With 1.3 million gas water heaters sold to Californian homes – or one quarter of the US market – it is no surprise the impetus for tighter Building Regulation came from the West. In July 2019, Berkeley, California became the first city in the nation to ban natural gas connection in new construction and large renovation projects. Brookline, Massachusetts, Seattle, and 42 cities and counties in California also announced gas phaseouts.
Oregon became the second state, after Washington, to adopt a standard for grid-enabled water heaters. The standard requires electric water heaters to be able to automatically adjust their power usage in response to changes in electricity prices or the needs of the power grid.

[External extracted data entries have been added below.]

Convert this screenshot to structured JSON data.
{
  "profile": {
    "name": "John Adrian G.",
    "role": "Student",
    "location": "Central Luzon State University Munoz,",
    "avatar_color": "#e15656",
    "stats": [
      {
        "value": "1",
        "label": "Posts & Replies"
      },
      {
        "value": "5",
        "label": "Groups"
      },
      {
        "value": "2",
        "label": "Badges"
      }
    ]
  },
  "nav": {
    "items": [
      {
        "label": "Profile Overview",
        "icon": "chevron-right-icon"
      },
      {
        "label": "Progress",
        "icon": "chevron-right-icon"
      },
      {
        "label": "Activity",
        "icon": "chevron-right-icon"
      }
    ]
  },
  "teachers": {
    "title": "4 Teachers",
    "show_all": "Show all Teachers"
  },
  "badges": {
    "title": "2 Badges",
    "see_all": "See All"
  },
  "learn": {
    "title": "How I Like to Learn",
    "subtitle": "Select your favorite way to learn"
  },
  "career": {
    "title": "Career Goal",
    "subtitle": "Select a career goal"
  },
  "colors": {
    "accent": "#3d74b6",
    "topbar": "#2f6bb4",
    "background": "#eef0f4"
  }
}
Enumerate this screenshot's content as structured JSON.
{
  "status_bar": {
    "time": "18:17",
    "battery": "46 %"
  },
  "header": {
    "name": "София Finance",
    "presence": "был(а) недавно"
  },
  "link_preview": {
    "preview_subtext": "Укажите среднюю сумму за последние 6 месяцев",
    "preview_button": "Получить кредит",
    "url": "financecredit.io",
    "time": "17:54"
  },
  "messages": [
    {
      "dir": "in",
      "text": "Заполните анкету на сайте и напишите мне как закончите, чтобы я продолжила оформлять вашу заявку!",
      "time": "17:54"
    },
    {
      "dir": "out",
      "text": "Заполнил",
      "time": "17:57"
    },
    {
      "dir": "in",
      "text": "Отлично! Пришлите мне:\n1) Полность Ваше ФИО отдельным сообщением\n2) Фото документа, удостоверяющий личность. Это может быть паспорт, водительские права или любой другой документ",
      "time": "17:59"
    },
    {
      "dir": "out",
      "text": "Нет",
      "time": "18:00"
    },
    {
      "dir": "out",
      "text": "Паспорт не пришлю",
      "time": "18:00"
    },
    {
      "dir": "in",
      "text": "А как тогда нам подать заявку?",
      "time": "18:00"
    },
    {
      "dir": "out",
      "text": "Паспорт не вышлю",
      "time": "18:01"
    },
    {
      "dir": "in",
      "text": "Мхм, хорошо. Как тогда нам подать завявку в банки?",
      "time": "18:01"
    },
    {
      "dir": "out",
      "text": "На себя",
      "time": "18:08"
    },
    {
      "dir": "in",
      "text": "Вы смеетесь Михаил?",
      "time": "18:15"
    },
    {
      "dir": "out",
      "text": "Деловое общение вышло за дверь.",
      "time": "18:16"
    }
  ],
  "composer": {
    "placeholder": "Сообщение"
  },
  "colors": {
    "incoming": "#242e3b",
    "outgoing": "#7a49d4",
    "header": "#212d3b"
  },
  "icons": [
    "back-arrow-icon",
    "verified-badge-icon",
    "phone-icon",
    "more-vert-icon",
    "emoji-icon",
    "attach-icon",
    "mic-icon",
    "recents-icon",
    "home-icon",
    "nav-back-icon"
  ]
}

Nevada legislators authorized their state energy office to adopt similar grid-enabled standards for energy-intensive appliances like air conditioners and water heaters.
While some states are adopting increasingly ambitious clean electricity standards and/or greenhouse gas emissions reduction goals to move away from fossil fuels, opposition remains strong. Laws to protect natural gas use have been adopted in Arizona, Louisiana, Oklahoma, and Tennessee. Similar laws have been proposed in Texas, Florida, Georgia, Iowa, Kansas, Missouri, Pennsylvania, Utah, Indiana, Arkansas, Kentucky, and Mississippi. Considering half of the US water heating market is driven by the sales of gas-fuelled units (USD 3.9 billion in 2021), industry experts foresee a slow shift in technologies.